Of course, no one is going to hire someone who cannot perform the essential functions of the job. However, these days candidates must go beyond those technical skills to rise above the rest of the crowd.
Luckily, no matter what industry—from High Tech to Healthcare—employers are looking for key soft skills in candidates. So, in your marketing materials and face-to-meetings be sure to sprinkle stories highlighting these Crucial 5 C’s:
Communication is critical to making a personal connection with anyone. And hiring managers will look for a communication style specific to each position. You can imagine that persuasiveness is key for a Sales Representative, while writing skills are paramount to a Blog Content Creator. But all employers are looking for folks with a great facility to communicate with customers, co-workers and direct reports.
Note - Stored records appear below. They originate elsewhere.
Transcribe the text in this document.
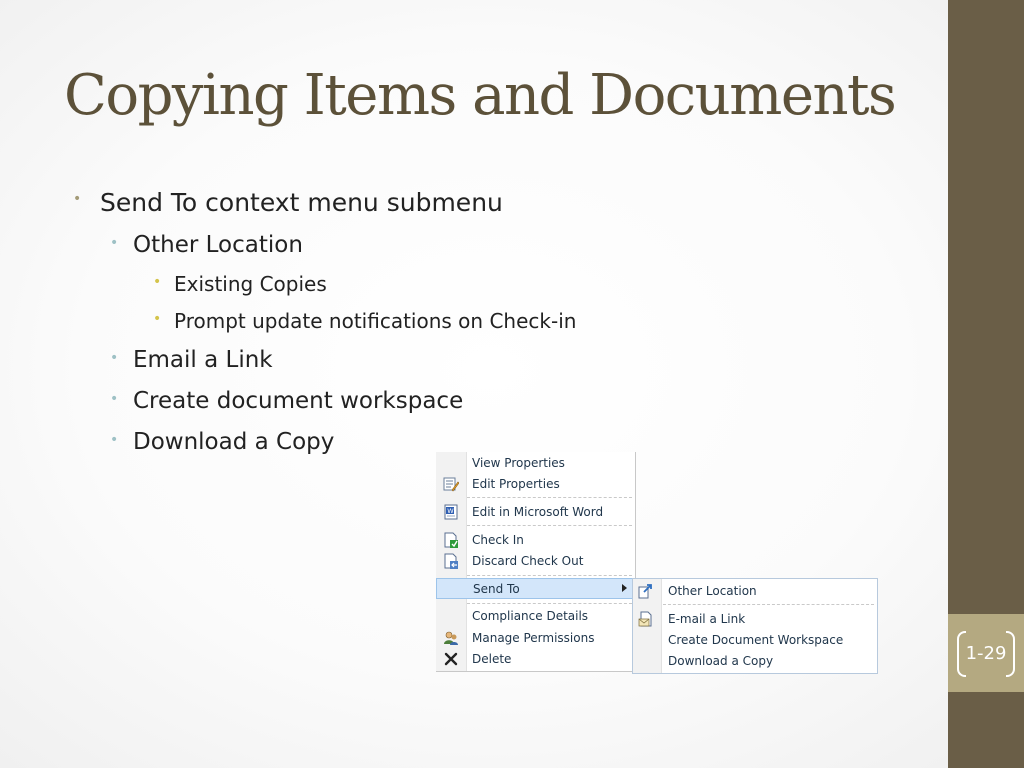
1-29
Copying Items and Documents
• Send To context menu submenu
• Other Location
• Existing Copies
• Prompt update notifications on Check-in
• Email a Link
• Create document workspace
• Download a Copy
View Properties
Edit Properties
W Edit in Microsoft Word
Check In
Discard Check Out
Send To
Compliance Details
Manage Permissions
Delete
Other Location
E-mail a Link
Create Document Workspace
Download a Copy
Also known as Analysis or Problem-Solving, these skills not only help you achieve the significant goals of your job, but also manage the day-to-day hiccups that pop up on the job. Yep, “Stuff” happens! Face it—we’re all hired to solve problems. You can make an impact on your interviewer by describing how you consistently solve problems!
Creative Time Management.
Planning and prioritizing show up high on employers’ wish lists. Everyone has created their own system to manage their precious time. Be prepared to describe your process—I know you have a great story to tell!
”Teamwork” isn’t just showing that you’re likable—although that is important. People like to hire folks they’d have a latte with. But you should also be prepared to talk about your team roles, how the group consistently communicated with each other, how you helped your team come to group decisions without “group think,” and how you shared responsibility for successes.
I’ve posted a quote from Martha Beck above my desk. It reads, “We live in a time when being flexible, being creative and embracing change is a far better mindset from which to build a career than attachment to one job.” To me, this is what curiosity and continuous learning are all about. ‘Nuff said.
Be sure to show evidence of all of these five critical skills in your interview, resume, and other communication pieces. You may have used them in an entirely different setting, but if you can translate how these skills are transferable and crucial to the targeted job, you can demonstrate that you are the perfect fit! This is how you can rise above in a wash of other candidates.